La Goya, después de muerto su marido comenzó a sentir por él cierta veneración respetuosa, que se aumentaba al oír los elogios de los amigos por el difunto. El romanticismo y el instinto novelero de la patrona halló pasto abundante en los libros por entregas que comenzaban a circular por el pueblo.
Las dos hijas, Blanca y Marina, de ocho y de cinco años respectivamente a la muerte de su padre, crecieron y llegaron a ser dos hermosas muchachas.
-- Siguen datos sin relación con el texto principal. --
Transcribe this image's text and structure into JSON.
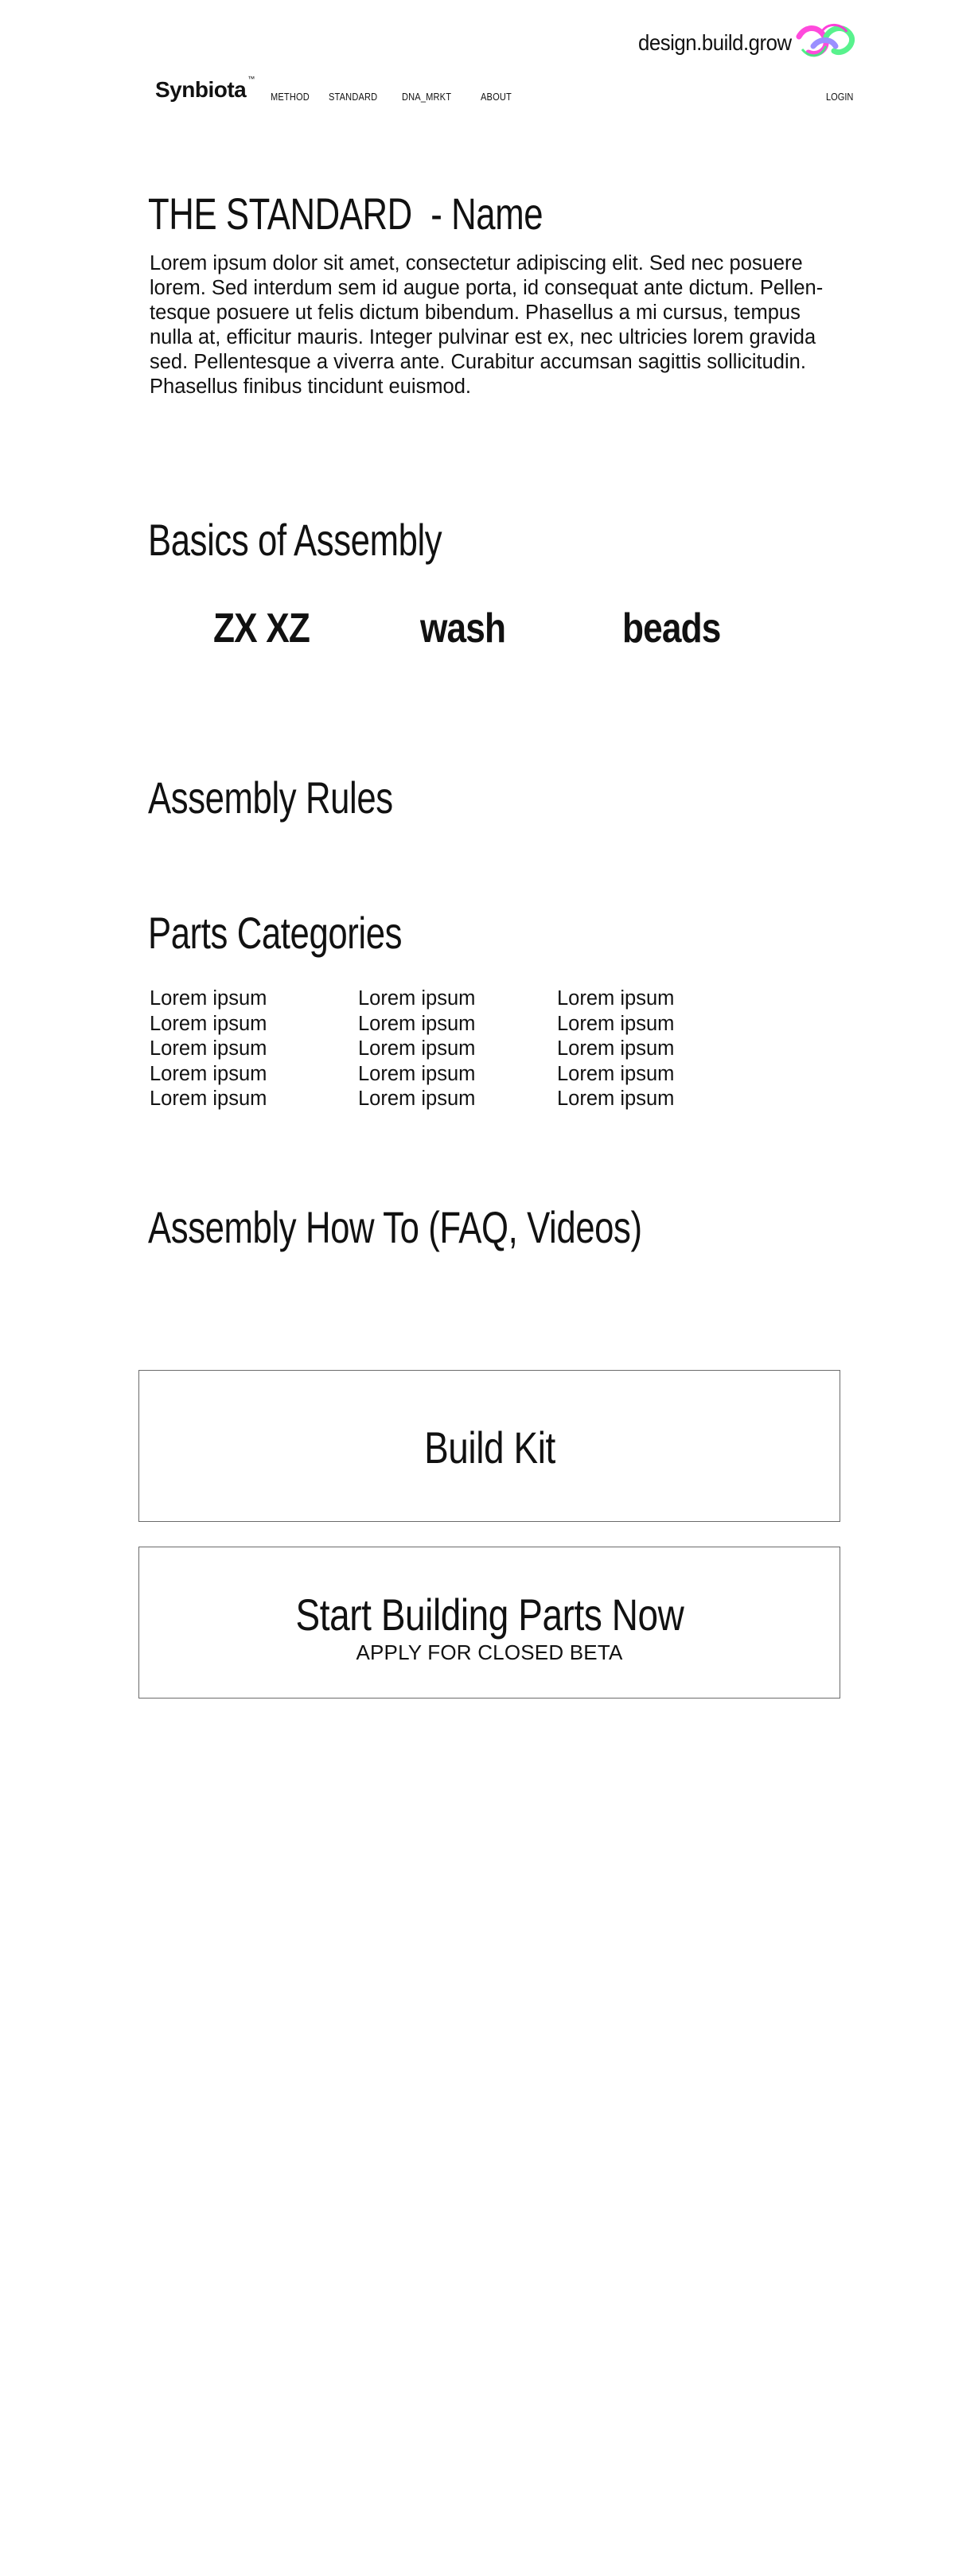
{
  "header": {
    "tagline": "design.build.grow",
    "brand": "Synbiota",
    "brand_mark": "™",
    "nav": [
      "METHOD",
      "STANDARD",
      "DNA_MRKT",
      "ABOUT"
    ],
    "login": "LOGIN",
    "logo_colors": [
      "#ff2bd6",
      "#3cf07a",
      "#8a7cff"
    ]
  },
  "page": {
    "title": "THE STANDARD",
    "title_suffix": "- Name",
    "intro_lines": [
      "Lorem ipsum dolor sit amet, consectetur adipiscing elit. Sed nec posuere",
      "lorem. Sed interdum sem id augue porta, id consequat ante dictum. Pellen-",
      "tesque posuere ut felis dictum bibendum. Phasellus a mi cursus, tempus",
      "nulla at, efficitur mauris. Integer pulvinar est ex, nec ultricies lorem gravida",
      "sed. Pellentesque a viverra ante. Curabitur accumsan sagittis sollicitudin.",
      "Phasellus finibus tincidunt euismod."
    ]
  },
  "basics": {
    "heading": "Basics of Assembly",
    "items": [
      "ZX XZ",
      "wash",
      "beads"
    ]
  },
  "rules": {
    "heading": "Assembly Rules"
  },
  "parts": {
    "heading": "Parts Categories",
    "columns": [
      [
        "Lorem ipsum",
        "Lorem ipsum",
        "Lorem ipsum",
        "Lorem ipsum",
        "Lorem ipsum"
      ],
      [
        "Lorem ipsum",
        "Lorem ipsum",
        "Lorem ipsum",
        "Lorem ipsum",
        "Lorem ipsum"
      ],
      [
        "Lorem ipsum",
        "Lorem ipsum",
        "Lorem ipsum",
        "Lorem ipsum",
        "Lorem ipsum"
      ]
    ]
  },
  "howto": {
    "heading": "Assembly How To (FAQ, Videos)"
  },
  "cta": {
    "build_kit": "Build Kit",
    "start_title": "Start Building Parts Now",
    "start_sub": "APPLY FOR CLOSED BETA"
  }
}
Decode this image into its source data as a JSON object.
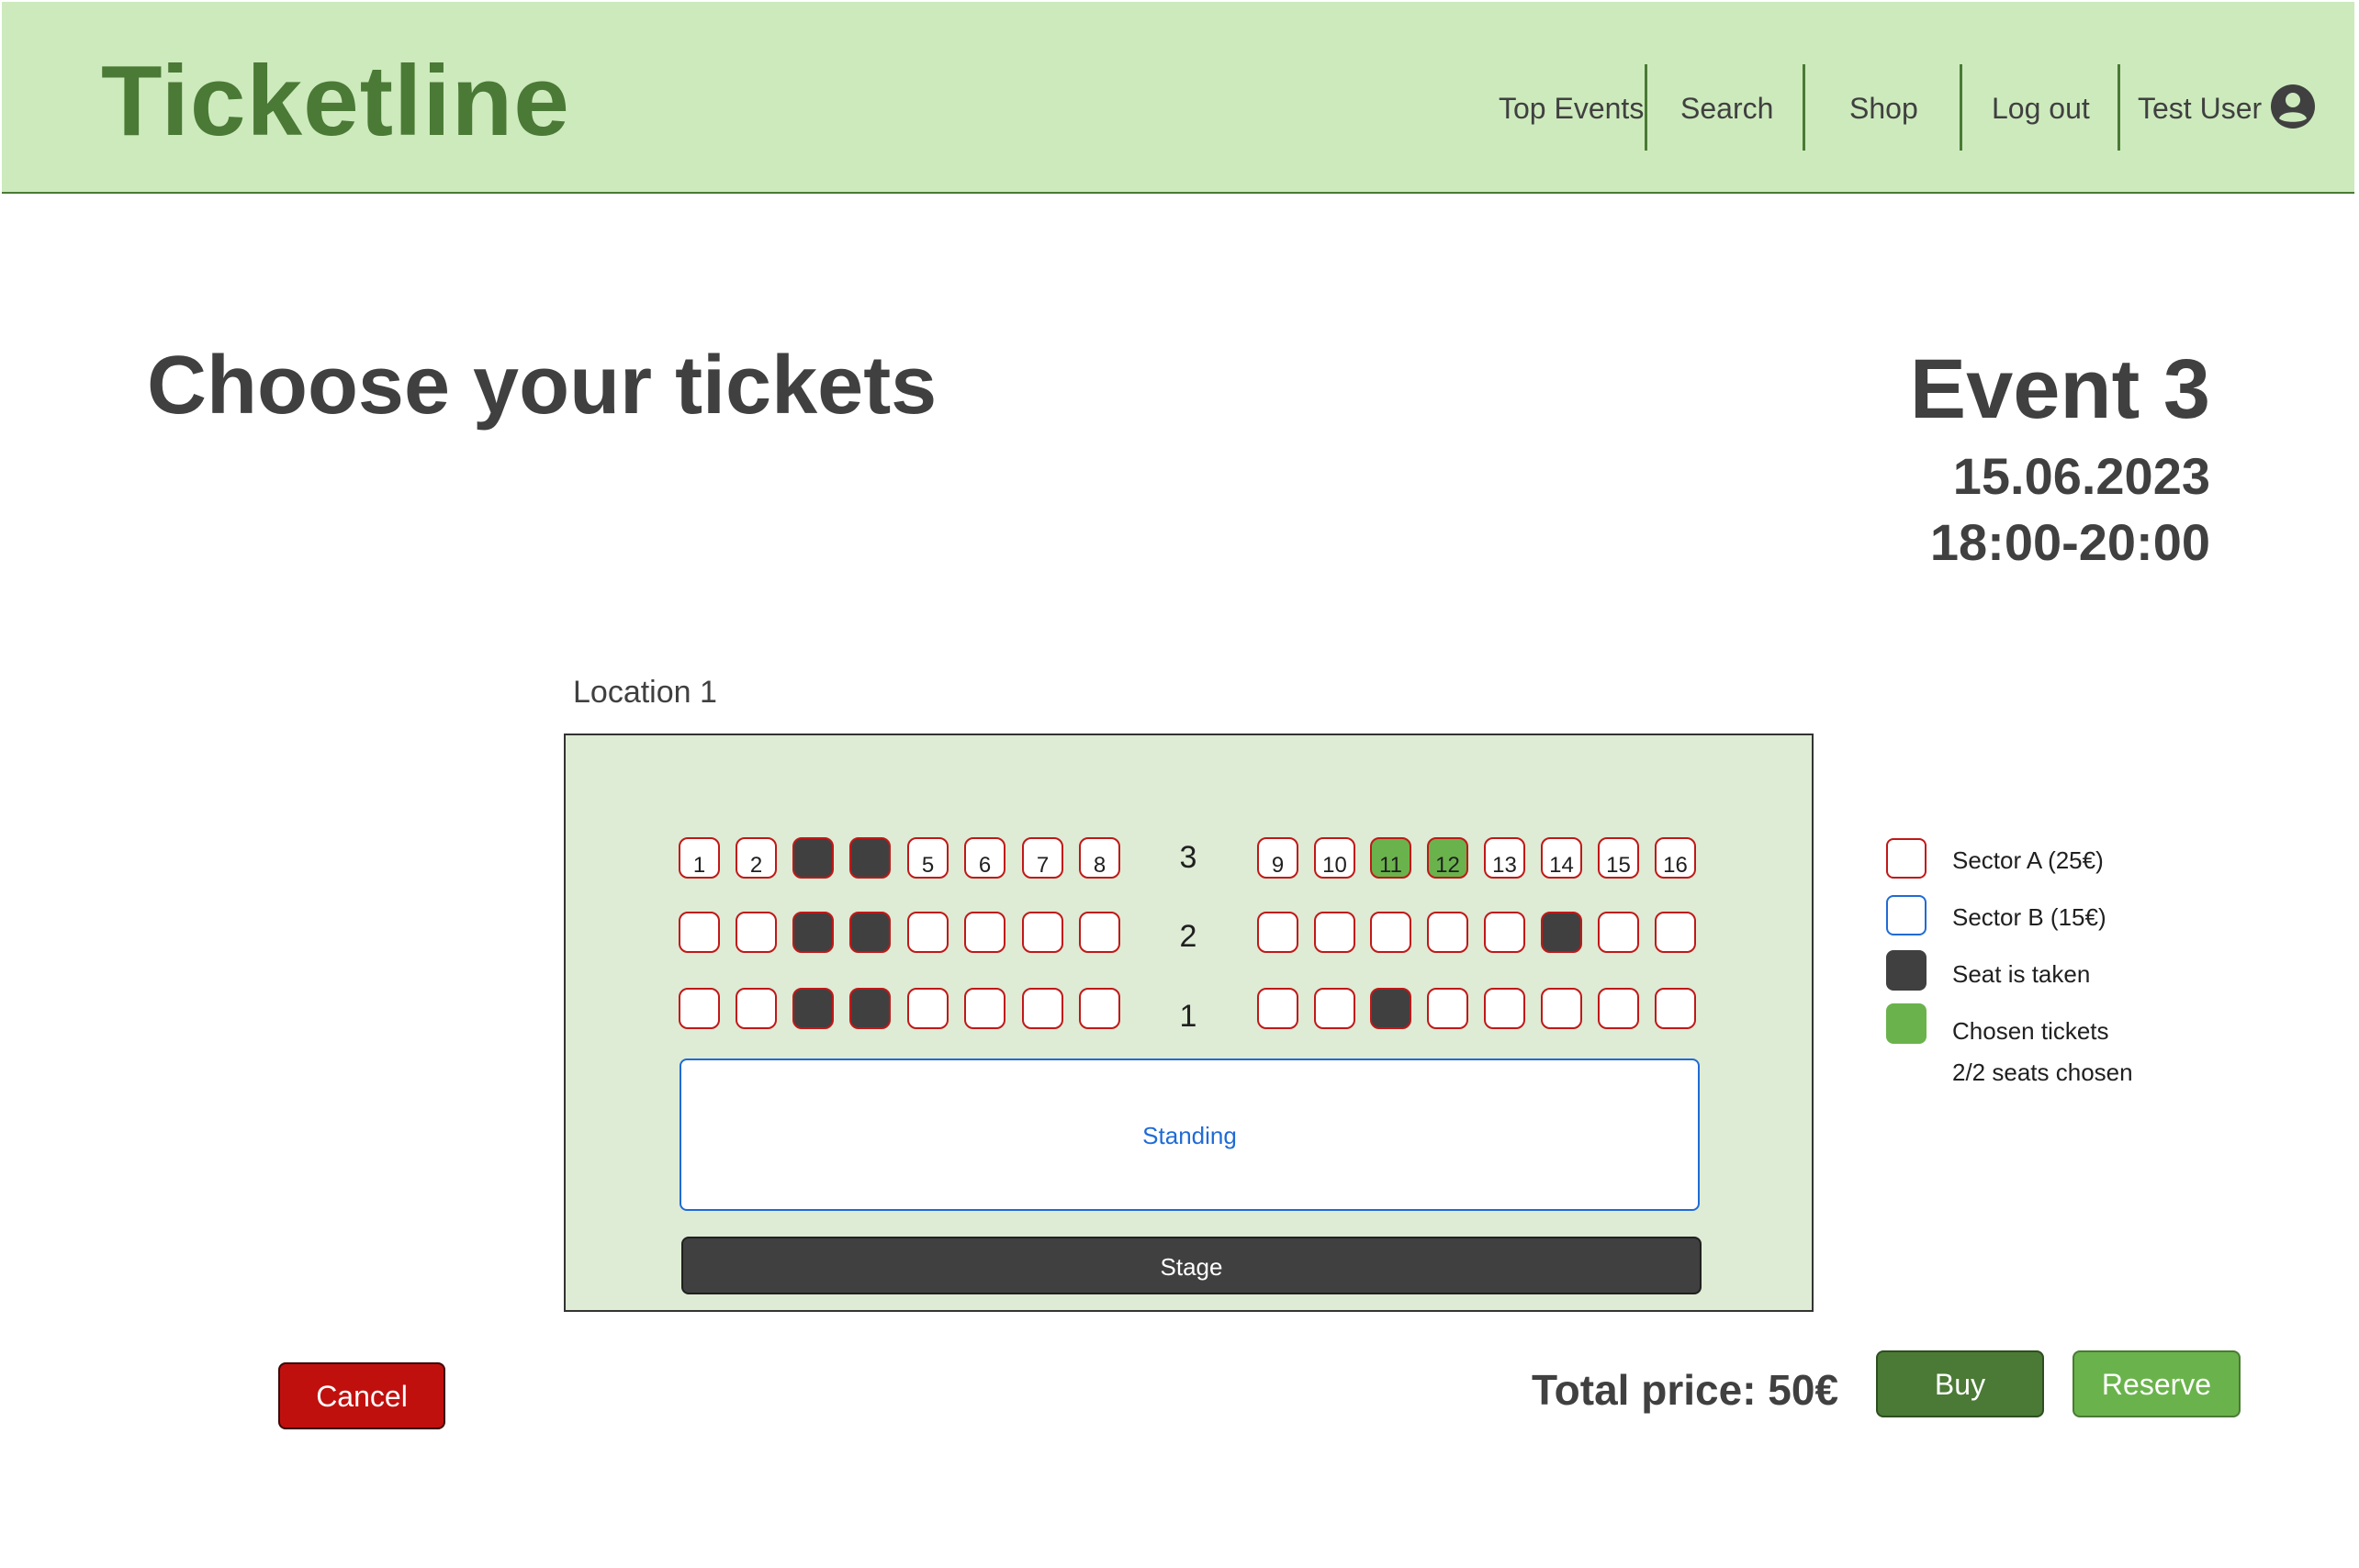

La mayor, Blanca, tenía cierto lejano parecido con su padre, la nariz algo larga, la cara ovalada, sólo que lo que era caricaturesco en Domingo era noble y bien modelado en su hija.
Blanca tenía un carácter, tranquilo, sereno y reposado, era una excelente mujer de su casa, y gracias a ella todo marchaba en orden y a su punto en la posada.
Desde niña casi, Blanca tenía amores con Antonio Bengoa, un sobrino de don Diego de Beamonte, el cual era hidalgo de campanillas del barrio alto, descendiente de casa ilustre, entonado y orgulloso.
Antonio de Bengoa quería a Blanca con verdadero entusiasmo, y como se hallaba seguro de que su tío no había de dejarle casar con la hija de la mesonera y estaba convencido de que si se casaba con ella, don Diego le iba a desheredar, estudiaba en Madrid para boticario y pensaba casarse con su novia inmediatamente que concluyese la carrera.
Tipo opuesto al de Blanca era el de Marina, la otra hija de la Goya; parecía haber heredado todos los instintos de su madre; tenía la misma ansiedad romántica, un desprecio enorme por lo vulgar y lo corriente, un anhelo de vivir más, de no enmohecerse en el rincón de aquel pueblo.
Mientras su hermana trabajaba y atendía a todos los cuidados de la casa los más insignificantes y pequeños, Marina solía sentarse a la puerta de la posada y miraba sin ver los aldeanos con sus mulos que cruzaban la plaza, los mendigos con anguarinas pardas que iban pidiendo limosna de puerta en puerta, las mujeres que pasaban con la herrada en la cabeza…
¡Qué odio tenía a todo aquello! ¡Con qué gusto hubiera abandonado el pueblo, la vida de Labraz tan monótona y hubiese huido, huido sin saber a dónde!